Il fondatore del Mpa e presidente dimissionario della Regione Siciliana Raffaele Lombardo parlando con i giornalisti a palazzo Esa a Catania, in occasione della presentazione del main sponsor e del co-sponsor della società rossazzurra, è tornato sui temi caldi della politica, su tutti le alleanze in vista delle prossime regionali.
“Con Miccichè abbiamo condiviso non soltanto una esperienza di governo ma soprattutto, ai tempi del Mpa, la fondazione di un partito regionale da parte sua, che poi è diventato Grande Sud oggi, con delle presenze anche fuori della Sicilia. Che ci sia una sintonia tra il Partito dei Siciliani e Miccichè è fuori discussione. Il resto si vedrà nei prossimi giorni e vi posso assicurare che non lo vedrò io ma Giovanni Pistorio”.
“Sarebbe importante che si mettessero insieme le esperienze autonomiste. Il resto deve venire dopo. Non importa che poi ci siano maggioranze, che si vinca o si perda. Importante è che ci sia una coerenza, una omogeneità”, ha aggiunto Lombardo.
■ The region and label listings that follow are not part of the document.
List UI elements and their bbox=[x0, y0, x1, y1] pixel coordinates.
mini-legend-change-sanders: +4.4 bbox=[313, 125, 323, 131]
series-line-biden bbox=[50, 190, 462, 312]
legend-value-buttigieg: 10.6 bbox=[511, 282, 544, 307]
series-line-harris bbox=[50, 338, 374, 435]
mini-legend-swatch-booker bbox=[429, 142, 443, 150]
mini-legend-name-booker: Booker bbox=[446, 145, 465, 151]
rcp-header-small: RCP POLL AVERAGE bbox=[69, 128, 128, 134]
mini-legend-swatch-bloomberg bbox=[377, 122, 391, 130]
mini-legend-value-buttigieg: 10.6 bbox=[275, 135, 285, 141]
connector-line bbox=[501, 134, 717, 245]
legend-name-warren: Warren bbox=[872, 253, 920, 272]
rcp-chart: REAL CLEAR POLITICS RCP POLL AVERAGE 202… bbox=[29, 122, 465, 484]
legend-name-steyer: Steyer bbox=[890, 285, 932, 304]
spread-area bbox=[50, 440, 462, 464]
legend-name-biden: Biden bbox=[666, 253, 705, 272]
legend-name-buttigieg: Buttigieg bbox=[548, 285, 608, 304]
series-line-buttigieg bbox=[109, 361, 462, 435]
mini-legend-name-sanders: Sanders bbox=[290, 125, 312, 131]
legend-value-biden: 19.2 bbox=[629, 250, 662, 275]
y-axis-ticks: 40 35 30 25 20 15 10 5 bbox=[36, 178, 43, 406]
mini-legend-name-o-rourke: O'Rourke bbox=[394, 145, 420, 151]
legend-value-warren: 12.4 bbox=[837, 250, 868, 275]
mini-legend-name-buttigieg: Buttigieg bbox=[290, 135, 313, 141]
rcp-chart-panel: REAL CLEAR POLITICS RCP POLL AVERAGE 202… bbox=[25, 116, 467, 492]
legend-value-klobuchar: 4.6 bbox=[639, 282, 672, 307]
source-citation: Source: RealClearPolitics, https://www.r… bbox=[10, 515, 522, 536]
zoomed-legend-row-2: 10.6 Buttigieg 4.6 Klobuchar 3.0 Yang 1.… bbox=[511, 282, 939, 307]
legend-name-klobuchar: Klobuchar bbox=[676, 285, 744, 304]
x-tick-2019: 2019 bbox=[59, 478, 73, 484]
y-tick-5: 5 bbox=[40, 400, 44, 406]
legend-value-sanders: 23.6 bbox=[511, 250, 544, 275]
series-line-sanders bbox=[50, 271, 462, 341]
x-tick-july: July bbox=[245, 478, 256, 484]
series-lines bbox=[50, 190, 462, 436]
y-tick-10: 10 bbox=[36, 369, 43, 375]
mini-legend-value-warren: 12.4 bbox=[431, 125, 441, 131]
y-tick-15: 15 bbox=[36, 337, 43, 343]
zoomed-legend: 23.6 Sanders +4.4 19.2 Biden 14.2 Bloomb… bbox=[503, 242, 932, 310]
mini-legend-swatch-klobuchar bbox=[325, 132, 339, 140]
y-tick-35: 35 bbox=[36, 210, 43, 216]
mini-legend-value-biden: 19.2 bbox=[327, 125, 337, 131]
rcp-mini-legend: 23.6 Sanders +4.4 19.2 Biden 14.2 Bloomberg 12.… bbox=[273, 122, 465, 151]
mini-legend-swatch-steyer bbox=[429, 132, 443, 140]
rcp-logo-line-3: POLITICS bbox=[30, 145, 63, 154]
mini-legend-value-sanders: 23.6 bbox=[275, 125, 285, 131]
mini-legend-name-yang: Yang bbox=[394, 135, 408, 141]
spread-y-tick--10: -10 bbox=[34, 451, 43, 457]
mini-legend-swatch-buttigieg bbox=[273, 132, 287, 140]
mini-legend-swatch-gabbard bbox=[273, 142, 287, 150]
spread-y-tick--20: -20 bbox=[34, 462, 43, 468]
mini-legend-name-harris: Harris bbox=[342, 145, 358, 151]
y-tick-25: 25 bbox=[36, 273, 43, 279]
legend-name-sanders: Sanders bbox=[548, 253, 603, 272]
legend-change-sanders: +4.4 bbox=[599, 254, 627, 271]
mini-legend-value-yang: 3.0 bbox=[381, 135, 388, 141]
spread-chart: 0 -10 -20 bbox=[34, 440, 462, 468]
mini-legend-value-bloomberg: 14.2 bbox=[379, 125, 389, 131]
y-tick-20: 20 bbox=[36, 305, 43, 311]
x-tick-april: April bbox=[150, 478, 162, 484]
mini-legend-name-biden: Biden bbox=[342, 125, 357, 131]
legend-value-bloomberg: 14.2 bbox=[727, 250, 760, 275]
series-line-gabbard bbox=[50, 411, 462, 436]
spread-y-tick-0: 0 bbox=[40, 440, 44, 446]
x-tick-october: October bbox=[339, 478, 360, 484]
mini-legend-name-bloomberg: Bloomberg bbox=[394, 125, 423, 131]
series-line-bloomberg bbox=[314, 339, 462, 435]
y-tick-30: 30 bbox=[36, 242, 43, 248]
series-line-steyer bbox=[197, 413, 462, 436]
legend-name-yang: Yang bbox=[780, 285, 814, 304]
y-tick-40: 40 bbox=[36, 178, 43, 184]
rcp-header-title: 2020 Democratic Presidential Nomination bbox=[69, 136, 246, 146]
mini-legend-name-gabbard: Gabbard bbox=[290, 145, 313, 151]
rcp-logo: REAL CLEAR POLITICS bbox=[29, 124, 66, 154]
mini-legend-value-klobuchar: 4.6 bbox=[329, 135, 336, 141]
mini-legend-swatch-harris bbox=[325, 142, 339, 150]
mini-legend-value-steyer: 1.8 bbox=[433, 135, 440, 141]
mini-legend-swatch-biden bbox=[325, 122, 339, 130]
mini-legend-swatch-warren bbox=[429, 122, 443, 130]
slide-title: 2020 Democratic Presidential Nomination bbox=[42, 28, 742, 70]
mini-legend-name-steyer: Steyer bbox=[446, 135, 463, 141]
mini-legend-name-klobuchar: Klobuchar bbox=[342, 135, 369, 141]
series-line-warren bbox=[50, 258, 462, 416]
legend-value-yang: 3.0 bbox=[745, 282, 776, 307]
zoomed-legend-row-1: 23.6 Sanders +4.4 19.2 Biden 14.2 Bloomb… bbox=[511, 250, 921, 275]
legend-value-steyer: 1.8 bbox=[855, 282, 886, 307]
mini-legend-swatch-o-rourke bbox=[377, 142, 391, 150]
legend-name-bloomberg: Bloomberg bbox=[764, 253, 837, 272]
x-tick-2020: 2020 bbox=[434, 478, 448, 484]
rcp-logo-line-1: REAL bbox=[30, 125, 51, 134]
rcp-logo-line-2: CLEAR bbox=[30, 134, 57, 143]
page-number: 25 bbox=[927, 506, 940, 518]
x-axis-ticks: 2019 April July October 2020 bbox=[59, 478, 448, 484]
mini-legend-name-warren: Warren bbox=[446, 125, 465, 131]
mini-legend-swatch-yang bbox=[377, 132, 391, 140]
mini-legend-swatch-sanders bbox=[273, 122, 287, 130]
“Con Miccichè sicuramente queste condizioni ci sono – ha proseguito – ma ci sono anche con altre formazioni che si vanno organizzando in questi giorni a prescindere da quello che sarà poi il risultato finale”. In vista del voto regionale Lombardo ha poi osservato: “Meglio troppi candidati e la possibilità che vinca uno che, oltre ad avere a cuore le sorti della Sicilia, sia sganciato e svincolato dalla logica dei due partiti nazionali e dai due schieramenti tradizionali, sui quali da sempre si è giocato il destino dell’Isola, che non ha avuto nulla a che vedere con l’autonomia e lo il Statuto speciale”.
“Sondaggi danno Mpa primo partito della regione? Questa ovviamente è una cosa buona sulla quale contiamo perchè abbiamo difeso la Sicilia. Leggo tante di quelle porcherie sul mio conto e sull’azione di questo governo. Chissà quando riusciremo a ripristinare la verità…spero presto”.
Infine sulla vicenda Windjet, davanti al patron Pulvirenti, Lombardo ha afferamto: “Siamo impegnatissimi a vedere se si riesce a metter su qualcosa che possa superare la crisi e resistere in prospettiva. È una situazione molto complicata e difficile da cui dipende un pezzo del turismo oltre che il lavoro di 500 persone e la sorte di un’azienda”.